Anak Gunung Krakatau di Selat Sunda, Lampung, tercatat mengeluarkan letusan hingga 576 kali hingga Sabtu (18/8). (ANTARA FOTO/Elshinta).
EDITOR.ID, Jakarta,- Bagi warga sekitar pantai Anyer Carita dan Banten diharapkan menjaga kewaspadaan. Pasalnya, anak Gunung Krakatau di Selat Sunda, Lampung menunjukkan aktivitas cukup aktif. BNPB mencatat gunung ini mengeluarkan letusan hingga 576 kali di sepanjang hari, Sabtu (18/8/2018).
“Tinggi letusan bervariasi 100 meter hingga 500 meter dari puncak kawah,” ujar Kepala Pusat Data Informasi dan Humas Badan Nasional Penanggulangan Bencana (BNPB) Sutopo Purwo Nugroho melalui keterangan tertulis, Minggu (19/8/2018).
Sutopo mengatakan letusan Gunung Anak Krakatau itu terjadi selama 24 jam mulai pukul 00.00 hingga 24.00 WIB dengan amplitudo 23-44 milimeter dan durasi letusan 19-255 detik.
Letusan itu, kata Sutopo, disertai lontaran abu vulkanik, pasir, batu pijar, dan suara dentuman. “Secara visual pada malam hari teramati sinar api dan gugusan lava pijar,” katanya.
Sementara dari pantauan Pos Pengamatan Gunung Anak Krakatau PVMBG, lanjut Sutopo, letusan dengan tinggi kolom abu terjadi kurang lebih 500 meter di atas puncak. Kolom abu itu terlihat berwarna hitam dengan intensitas tebal condong ke arah utama.
Meski letusan yang terjadi termasuk paling banyak sejak Juni lalu, Sutopo menyebutkan tak ada dampak kerusakan yang signifikan. Sebelumnya letusan terbanyak terjadi pada 30 Juni 2018 dengan jumlah sebanyak 745 letusan.
“Letusan yang terjadi hanya kecil, namun beruntun dan tidak berpengaruh pada jalur penerbangan dan pelayaran di Selat Sunda,” terang Sutopo.
Ia memastikan status Anak Gunung Krakatau tetap berada di level III atau waspada dengan radius zona berbahaya dua kilometer. Status waspada ini bahkan telah ditetapkan sejak 26 Januari 2012 silam.

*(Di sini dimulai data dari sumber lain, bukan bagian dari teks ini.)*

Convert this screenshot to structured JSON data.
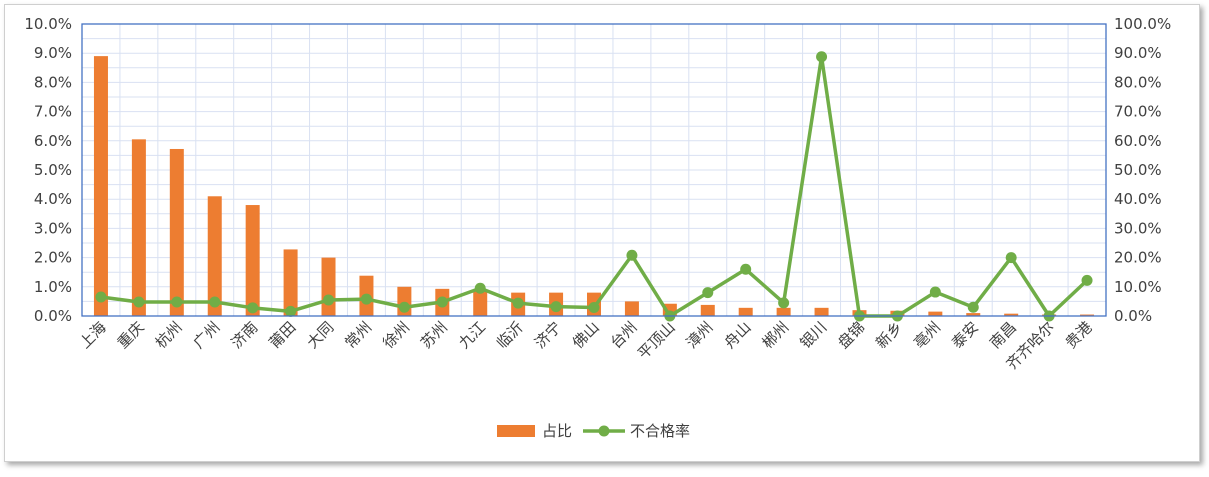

Sutopo mengimbau masyarakat tetap tenang menghadapi letusan Gunung Anak Krakatau. Letusan itu, menurutnya, masih dalam tahap normal dan sangat kecil peluangnya terjadi letusan besar seperti Gunung Krakatau pada 1883.
“Artinya aktivitas vulkanik di atas normal dan terjadinya erupsi dapat terjadi kapan saja. Tidak berbahaya selama masyarakat tidak melakukan aktivitas di radius dua kilometer,” tandas Sutopo. (tim)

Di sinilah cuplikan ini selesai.